Controsensi dell’amore per gli animali
Controsensi dell’amore per gli animali se ne osservano tutti i giorni, anche grazie alla schizofrenia umana che consente a taluni di avere un cane al guinzaglio e un altro addosso.
Senza farci caso. La campagna pubblicitaria che vedete sta facendo parlare tutta Parigi è stata lanciata dalla Fondazione Bardot.
Per sensibilizzare le persone sull’utilizzo delle pellicce e sulla crudeltà che si nasconde dietro capi, anche di basso costo, con bordure di pelo.

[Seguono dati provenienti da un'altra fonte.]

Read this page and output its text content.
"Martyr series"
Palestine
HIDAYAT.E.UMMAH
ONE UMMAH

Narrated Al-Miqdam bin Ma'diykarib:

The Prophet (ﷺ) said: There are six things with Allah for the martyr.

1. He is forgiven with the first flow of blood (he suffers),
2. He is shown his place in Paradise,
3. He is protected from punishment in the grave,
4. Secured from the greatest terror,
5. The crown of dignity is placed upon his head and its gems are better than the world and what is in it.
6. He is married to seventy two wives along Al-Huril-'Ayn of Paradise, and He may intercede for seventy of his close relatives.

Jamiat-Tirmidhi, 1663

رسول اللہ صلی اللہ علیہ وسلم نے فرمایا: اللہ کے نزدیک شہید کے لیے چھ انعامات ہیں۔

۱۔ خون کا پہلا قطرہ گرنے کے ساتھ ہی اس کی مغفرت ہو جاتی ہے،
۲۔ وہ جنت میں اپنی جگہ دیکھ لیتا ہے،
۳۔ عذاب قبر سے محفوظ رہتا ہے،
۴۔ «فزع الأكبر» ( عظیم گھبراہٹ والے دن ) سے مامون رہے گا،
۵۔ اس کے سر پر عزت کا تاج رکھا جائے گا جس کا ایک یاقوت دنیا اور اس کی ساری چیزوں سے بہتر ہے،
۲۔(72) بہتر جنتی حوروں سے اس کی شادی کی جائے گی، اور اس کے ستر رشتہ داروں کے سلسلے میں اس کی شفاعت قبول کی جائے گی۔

Chiunque abbia attenzione per i diritti degli animali, conoscendo un minimo cosa si nasconde dietro la realizzazione di capi con l’utilizzo di pelliccia, non può che restare senza parole quando si imbatte in una signora che indossa una pelliccia di visone, tenendo al guinzaglio un cane che probabilmente adora.
La sensibilità verso gli animali è molto più accesa verso cani e gatti
Questa differenza di trattamento emotivo, di empatia, nei confronti dell’uno o dell’altro animale può essere vista come una sorta di shock emozionale che porta a vedere con un occhio diverso gli animali che indossiamo, quelli che alleviamo per farli diventare cibo e quelli catturati o allevati appositamente per diventare capi d’abbigliamento. Quasi fossero tre condizioni che vanno a mutare la capacità degli animali di sentire dolore, di provare sofferenza, di aver paura.
Nella realtà penso che il punto sia diverso, forse patologico ma sicuramente diverso. Differente come lo è spesso l’amore, che si presenta di frequente come un sentimento univoco, che non richiede consapevolezza ma solo emotività, che non sempre è connotato dal rispetto ma solo dal desiderio. Che talvolta è violento, assoluto, totalizzante.
Accade di amare un cane, un gatto o un canarino senza una reale empatia, senza chiedersi se questi sia felice nel rapporto che lo lega a noi, ma con la consapevolezza egoista di essere contenti dell’amore che proviamo nei suoi confronti. Non è un rapporto bilanciato, equo, reciproco ma soltanto l’assolvimento di un umano bisogno.
Passeggiare con un cane al guinzaglio, magari indossando il pelo di un suo simile
Così il cane al guinzaglio non può trovare collegamento con l’altro cane, quello delle bordure di pelo di molte giacche che vengono dall’Oriente, oppure con il visone che prima era vivo e che ora, insieme a molti compagni di sventura, si è fatto pelliccia. Ancor meno pare interessare che tipo di vita abbia fatto prima di separarsi dalla sua pelliccia, quante sofferenze abbia patito per ricoprire, in tutto o in parte, la padrona del cane che le trotterella vicino, ignaro.
Anche molte persone amano i loro pappagalli, canarini, criceti e tartarughe (solo per fare un esempio) anche se sono costretti in una cattività tanto “soffocante” da impedirgli di avere quei comportamenti per i quali l’evoluzione li ha disegnati.
Se si facesse un sondaggio sulla pubblica via nessuno dichiarerebbe di essere d’accordo sul fatto che gli animali siano crudelmente maltrattati, negli allevamenti intensivi ad esempio, ma se la domanda contemplasse anche il dover conoscere come si ottengono alimenti e abiti che derivano dagli animali verrebbe a galla la distonia.
Il potere di rimozione impedisce alle persone di memorizzare la genesi della busta di prosciutto a basso costo che hanno nella sporta, anche se hanno visto in televisione, prima di cambiar canale, le pessime condizioni in cui la più crudele industria del pianeta costringe a vivere milioni di vitelli, galline, maiali, vacche, pecore e via dicendo.
La campagna lanciata dalla Fondazione Bardot, alla quale è stato dedicato un sito internet (qui) , servirà a sensibilizzare le persone su una verità apparentemente molto semplice, troppo forse: quella che racconta che il nostro cane ha le stesse capacità, gli stessi sentimenti e le stesse paure di quello che adorna cappuccio e maniche con il suo pelo.